Will Byrnes Great job


Matt Linds wrote: "Do you have thoughts about the use of familiar DNA to catch criminals?"

If it is done as a fishing expedition, rather than a targeted search with consent, then I think it is very, very worrisome.

I don't like the idea of private companies (not just DNA companies, but cell phone companies), turning over all my data (which they have promised to protect) whenever a detective comes knocking.

My wife really wanted to do 23 and Me, so I got it for her birthday. I would not do it again. If these companies are going to make this extremely sensitive information open to anyone who asks, then they should say, in big bold letters: THIS IS NOT PRIVATE.

It will be interesting to see how this shakes out in court, since the Supreme Court's cell-phone jurisprudence is getting murkier by the day.


Matt Will wrote: "Great job"

Thanks, Will!


message 7: by Vheissu (new)

Vheissu Matt wrote: "The most pressing criminal justice issues facing our society do not come from the lone, clever, Hollywood-esque serial killer with the dark quips and the furiously studied modus operandi. Rather, it comes from concentrated poverty, depressed mobility, and communities awash in guns and drugs. It comes from overcrowded prisons, unfair sentencing laws, and neighborhoods that do not trust law enforcement. "
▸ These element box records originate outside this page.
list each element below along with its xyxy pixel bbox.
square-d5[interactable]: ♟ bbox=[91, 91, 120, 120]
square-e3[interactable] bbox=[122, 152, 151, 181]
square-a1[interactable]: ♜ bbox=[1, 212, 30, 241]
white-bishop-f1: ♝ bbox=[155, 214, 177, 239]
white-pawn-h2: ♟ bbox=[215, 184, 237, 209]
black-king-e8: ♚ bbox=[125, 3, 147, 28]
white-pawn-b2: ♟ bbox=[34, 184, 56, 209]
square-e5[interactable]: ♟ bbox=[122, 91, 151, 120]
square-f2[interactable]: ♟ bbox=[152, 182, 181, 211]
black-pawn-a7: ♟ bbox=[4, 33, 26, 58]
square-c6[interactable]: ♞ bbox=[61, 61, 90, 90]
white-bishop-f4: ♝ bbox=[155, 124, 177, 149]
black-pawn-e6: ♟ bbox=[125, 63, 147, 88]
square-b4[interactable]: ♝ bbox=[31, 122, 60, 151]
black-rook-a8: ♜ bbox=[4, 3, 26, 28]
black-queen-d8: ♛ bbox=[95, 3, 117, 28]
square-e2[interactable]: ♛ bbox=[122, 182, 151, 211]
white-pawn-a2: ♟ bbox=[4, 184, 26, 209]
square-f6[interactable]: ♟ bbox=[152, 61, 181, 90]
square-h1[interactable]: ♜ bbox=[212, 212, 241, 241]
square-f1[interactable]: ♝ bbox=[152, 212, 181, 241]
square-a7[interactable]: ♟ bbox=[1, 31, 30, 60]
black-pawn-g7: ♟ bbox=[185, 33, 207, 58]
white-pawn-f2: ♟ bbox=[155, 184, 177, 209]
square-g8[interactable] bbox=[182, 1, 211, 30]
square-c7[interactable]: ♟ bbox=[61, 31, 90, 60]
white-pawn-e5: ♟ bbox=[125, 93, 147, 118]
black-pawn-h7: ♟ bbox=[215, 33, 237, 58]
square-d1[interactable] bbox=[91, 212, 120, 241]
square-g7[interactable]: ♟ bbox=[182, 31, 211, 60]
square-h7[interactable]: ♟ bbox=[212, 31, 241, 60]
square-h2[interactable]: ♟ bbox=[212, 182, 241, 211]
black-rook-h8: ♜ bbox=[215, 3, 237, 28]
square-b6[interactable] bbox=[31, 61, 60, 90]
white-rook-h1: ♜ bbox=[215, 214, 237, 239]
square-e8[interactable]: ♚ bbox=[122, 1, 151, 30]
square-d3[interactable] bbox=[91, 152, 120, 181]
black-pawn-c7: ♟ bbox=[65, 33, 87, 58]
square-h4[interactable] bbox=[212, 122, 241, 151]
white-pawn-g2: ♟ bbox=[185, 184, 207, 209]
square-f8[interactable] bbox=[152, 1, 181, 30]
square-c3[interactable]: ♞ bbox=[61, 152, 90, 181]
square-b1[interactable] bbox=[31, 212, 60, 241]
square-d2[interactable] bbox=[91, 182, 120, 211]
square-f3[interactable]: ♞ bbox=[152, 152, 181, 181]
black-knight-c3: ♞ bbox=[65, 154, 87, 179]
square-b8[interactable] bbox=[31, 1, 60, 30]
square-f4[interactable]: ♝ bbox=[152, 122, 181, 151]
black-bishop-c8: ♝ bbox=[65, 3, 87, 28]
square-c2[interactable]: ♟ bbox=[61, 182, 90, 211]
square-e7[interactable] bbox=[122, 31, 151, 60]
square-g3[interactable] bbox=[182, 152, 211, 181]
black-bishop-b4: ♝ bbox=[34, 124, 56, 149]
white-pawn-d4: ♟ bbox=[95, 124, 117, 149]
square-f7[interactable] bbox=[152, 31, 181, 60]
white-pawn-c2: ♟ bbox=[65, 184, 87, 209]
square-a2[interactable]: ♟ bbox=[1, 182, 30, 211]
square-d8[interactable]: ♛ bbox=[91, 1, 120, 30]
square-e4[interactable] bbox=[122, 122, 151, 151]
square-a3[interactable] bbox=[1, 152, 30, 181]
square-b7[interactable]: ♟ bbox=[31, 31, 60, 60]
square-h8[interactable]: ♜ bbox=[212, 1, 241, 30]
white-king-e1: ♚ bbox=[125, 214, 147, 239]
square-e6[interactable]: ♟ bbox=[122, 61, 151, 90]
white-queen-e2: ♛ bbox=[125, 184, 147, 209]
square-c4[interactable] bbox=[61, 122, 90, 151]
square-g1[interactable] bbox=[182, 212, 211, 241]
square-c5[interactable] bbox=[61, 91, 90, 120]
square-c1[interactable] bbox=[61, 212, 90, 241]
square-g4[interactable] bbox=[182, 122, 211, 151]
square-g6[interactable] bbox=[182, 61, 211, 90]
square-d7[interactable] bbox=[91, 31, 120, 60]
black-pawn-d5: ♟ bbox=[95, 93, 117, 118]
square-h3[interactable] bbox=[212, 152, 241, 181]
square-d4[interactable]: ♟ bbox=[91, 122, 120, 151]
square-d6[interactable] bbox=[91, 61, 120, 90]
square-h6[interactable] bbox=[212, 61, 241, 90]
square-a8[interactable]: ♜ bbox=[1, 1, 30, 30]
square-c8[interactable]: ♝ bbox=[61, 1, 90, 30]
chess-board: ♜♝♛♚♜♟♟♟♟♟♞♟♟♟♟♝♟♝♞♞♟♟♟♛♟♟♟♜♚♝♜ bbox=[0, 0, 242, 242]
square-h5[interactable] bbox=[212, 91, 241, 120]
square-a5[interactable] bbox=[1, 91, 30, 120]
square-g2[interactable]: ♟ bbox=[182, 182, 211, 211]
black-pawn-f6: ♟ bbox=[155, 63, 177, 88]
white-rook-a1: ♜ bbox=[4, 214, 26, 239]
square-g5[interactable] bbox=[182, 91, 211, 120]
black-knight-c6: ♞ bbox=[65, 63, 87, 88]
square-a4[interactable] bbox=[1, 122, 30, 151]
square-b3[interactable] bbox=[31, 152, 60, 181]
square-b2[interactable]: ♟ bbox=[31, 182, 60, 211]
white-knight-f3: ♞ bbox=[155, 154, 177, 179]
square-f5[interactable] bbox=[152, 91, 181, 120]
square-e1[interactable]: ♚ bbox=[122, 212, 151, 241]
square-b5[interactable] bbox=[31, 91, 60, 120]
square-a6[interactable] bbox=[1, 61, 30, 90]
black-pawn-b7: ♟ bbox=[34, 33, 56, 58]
Great review, Matt, and great insight.


Christina McLain Sooo true..in Canada we are now faced with a proliferation of gun crimes. But though I believe in control its not the answer to gang warfare or domestic violence..the causes are rooted in the lives of desperate, usually young, men who feel powerless and forgotten..sad sad sad but the tale of the serial killer still fascinates. It haunts us still.